I ran for number 23 and thanked God for topography. Spottswood Lane is technically a semi-circle, but it’s a semi-circle that takes a bend, and 23 sits on the outside of that bend. The inner part is an outcrop of metamorphic rock. I loved that hunk of rock. It had taken the brunt of the explosion.

I like anything that reduces the number of potential victims.

I hit what had been the front porch of number 23. Yeah, I know, you’re thinking “What an idiot!” Well, that’s the job. You go in when everyone else would be running out. Even when your survival instincts are screaming at you, which mine definitely were.

I went through what would have been a front door if it hadn’t been blown to Kingdom Come. I had to find the Weeds. Vicky taught English down at the high school, so chances were she’d already gone to work. Not that I found much comfort in that. It still left me three potential bodies.

The fire was gaining ground. I paused. I could run upstairs, but the stairs were missing. So were big chunks of the floor. Where the hell would the Weeds have been? This hour of the day? If they weren’t in what used to be upstairs and was now litter, they’d be in the kitchen. I started forward. The smoke was building big-time. There was also a huge geyser of flame spouting out of a wall. Blue flame.

Natural gas?

It took me a lot less time to think all this than it did for you to read it, and I was plunging toward the living room‌—‌more or less intact‌—‌when two hands grabbed me and hauled me backwards. Punk screamed in my ear, “Leave it!”

I’d have fought him if I could. Punk is not, how do I put this, a big-muscled guy. I mean, Tom could have thrown me over his shoulder no problem. Okay, not no problem, I’m at least 160, but he could’ve done it. Punk would’ve gone down in a crumpled heap of crushed vertebrae if he’d tried it. But he could get me going backwards, and down the steps onto the road again.

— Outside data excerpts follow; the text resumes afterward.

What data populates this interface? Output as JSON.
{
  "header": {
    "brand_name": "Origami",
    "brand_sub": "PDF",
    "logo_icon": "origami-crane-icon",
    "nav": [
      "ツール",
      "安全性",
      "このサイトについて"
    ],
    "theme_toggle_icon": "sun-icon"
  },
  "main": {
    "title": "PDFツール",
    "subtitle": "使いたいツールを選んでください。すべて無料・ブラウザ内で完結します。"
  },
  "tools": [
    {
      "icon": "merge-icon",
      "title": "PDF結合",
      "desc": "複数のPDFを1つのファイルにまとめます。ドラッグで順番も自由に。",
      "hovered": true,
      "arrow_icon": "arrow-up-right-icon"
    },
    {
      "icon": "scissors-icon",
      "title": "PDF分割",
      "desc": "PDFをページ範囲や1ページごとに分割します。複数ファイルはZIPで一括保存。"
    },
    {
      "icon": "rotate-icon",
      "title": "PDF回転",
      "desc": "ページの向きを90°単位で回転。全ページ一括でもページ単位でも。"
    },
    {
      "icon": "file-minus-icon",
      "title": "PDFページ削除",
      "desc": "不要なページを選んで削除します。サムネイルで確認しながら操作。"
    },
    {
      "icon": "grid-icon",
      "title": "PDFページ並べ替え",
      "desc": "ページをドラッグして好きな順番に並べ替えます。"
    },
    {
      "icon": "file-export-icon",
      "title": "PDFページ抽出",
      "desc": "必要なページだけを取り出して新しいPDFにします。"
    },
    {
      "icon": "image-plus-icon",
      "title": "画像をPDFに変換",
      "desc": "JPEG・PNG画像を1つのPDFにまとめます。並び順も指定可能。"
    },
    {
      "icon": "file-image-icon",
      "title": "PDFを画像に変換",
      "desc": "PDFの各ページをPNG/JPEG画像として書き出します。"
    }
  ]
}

I know his heart and his head were in the right place. I still came close to decking him.

I tore free of his hands and ran around the house and into the backyard. Every McMansion on Spottswood has a big yard with a deck coming off the kitchen. Number 23 was no different. If the Weeds got out, maybe they’d have gotten out that way.

The fire department arrived behind me. Somewhere, I could hear more sirens. Hard to hear anything over my heart. I shook so hard I have no idea how I got my muscles coordinated enough to propel me forward. I rounded the garage and saw the two doors in the ground.

The thing about being sheriff of a town of merely 300 is, you get to know everyone. You carry their dossiers in your head.

Adam and Vicky Weed had come here to live because they were country people. Liked a quiet, small, rural town kind of life. And they had come here from Tornado Alley. One thing houses around here tend to lack is cellars. It’s the geology. Granite you can deal with, but some of those metamorphic rocks? Forget it. I know for a fact that Spottswood Lane houses lacked real cellars. To the Weeds, that was unacceptable. They’d paid eight grand to put in a storm cellar, and most of that, by the way, was for blasting a decent hole in the bedrock. Explosive experts do not come cheap.

I kicked part of their deck off the doors and yanked. One came up. I looked down into three terrified faces: Adam Weed, and his kids. Aida and Stone. Their eyes swiveled to the fire now consuming their house.

“Anyone hurt?”

Adam shook his head. “I smelled gas, and matches. I just grabbed the kids and ran.”

“Smart man,” I told him as I helped Aida up and out. Typical teenaged girl, gangly and wearing too much eye make-up. Stone came next, clutching a backpack. Adam went last. “Vicky’s gonna cry,” he said. “She’s gonna cry
buckets
.”

Punk brought blankets. We threw them around the Weeds, and led them gently to the minivan that passes for an ambulance. Dr. Hartley’s baby, suitable for minor trauma only, but it’d do. He and his nurse, Kris Spivey, had both gotten their EMT certs, and tucked the Weeds up and drove them to the Emergicare, which is also Dr. Hartley’s office. On the porch of number 24, Rachel Vogt sat and cried. Half the windows in her house, as in number 25, had been broken.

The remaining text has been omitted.